81 – Mas havia algo que teimava em perturbar grande parte do êxito artístico do António. Trajar de fato, camisa à francesa e, ao mesmo tempo, pedalar uma bicicleta, para o que tinha de amarrar a bainha das calças com uma mola de pendurar a roupa. Era uma situação vexante. Podia sonhar em ir a calcantes para o emprego, como o faziam os pequeno-burgueses que habitavam no centro da cidade. Mas ele, qual trabalhador suburbano, tinha de palmilhar os quilómetros da praxe para ir de sua casa ao trabalho, regressar para o almoço, ir de novo para o trabalho e regressar ao fim do dia a casa para comer a ceia, acomodar os canários e ensaiar o repertório. 

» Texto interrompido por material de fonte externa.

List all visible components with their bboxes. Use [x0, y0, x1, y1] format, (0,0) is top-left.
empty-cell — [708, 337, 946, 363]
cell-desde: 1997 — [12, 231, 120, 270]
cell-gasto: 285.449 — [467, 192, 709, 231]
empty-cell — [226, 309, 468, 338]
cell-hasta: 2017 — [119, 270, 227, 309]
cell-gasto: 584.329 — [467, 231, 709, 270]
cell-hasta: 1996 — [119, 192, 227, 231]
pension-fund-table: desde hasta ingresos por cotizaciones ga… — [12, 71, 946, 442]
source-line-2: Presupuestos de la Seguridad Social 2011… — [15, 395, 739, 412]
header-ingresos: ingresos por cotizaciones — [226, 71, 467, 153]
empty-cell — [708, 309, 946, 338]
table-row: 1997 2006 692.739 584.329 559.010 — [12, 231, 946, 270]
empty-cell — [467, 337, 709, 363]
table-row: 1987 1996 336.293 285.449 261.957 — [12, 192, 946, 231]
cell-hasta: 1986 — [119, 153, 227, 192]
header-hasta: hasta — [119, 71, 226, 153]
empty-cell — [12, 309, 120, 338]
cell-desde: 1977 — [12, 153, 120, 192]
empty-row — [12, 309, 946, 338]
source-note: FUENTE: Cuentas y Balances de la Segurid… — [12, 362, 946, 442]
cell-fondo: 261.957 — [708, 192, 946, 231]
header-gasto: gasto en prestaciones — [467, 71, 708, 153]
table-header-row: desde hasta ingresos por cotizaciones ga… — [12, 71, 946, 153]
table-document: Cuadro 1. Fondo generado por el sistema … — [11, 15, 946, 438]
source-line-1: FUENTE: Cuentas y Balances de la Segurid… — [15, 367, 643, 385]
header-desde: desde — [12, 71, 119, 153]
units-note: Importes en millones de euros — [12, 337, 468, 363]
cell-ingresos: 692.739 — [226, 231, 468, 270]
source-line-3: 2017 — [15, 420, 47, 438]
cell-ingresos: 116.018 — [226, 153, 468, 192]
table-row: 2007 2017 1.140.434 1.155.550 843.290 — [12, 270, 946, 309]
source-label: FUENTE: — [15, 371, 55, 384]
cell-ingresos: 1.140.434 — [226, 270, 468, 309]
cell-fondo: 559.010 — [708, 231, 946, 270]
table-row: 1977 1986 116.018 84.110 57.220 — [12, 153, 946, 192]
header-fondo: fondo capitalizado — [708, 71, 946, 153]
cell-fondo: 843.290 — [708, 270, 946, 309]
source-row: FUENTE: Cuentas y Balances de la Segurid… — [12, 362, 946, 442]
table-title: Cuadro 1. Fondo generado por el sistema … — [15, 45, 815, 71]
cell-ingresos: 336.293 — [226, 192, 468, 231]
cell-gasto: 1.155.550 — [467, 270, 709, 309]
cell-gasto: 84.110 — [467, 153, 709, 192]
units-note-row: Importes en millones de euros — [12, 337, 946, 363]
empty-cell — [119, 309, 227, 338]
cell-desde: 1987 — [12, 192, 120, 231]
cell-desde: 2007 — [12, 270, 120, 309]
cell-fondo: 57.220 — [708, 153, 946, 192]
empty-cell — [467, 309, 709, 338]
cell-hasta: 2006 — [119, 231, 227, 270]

Os ensaios fazia-os sempre em frente ao espelho do guarda-fatos do quarto tendo por plateia os irmãos que se enchiam de rir e bater palmas. Quando ainda estava um pouco inseguro do seu desempenho numa nova canção, aí enxotava a garotada para fora da sala de ensaios e trabalhava com afinco as suas performances românticas tendo por base as fotografias das capas dos discos, fotografias recortadas de jornais e revistas ou das actuações dos verdadeiros artistas em programas de variedades televisivas.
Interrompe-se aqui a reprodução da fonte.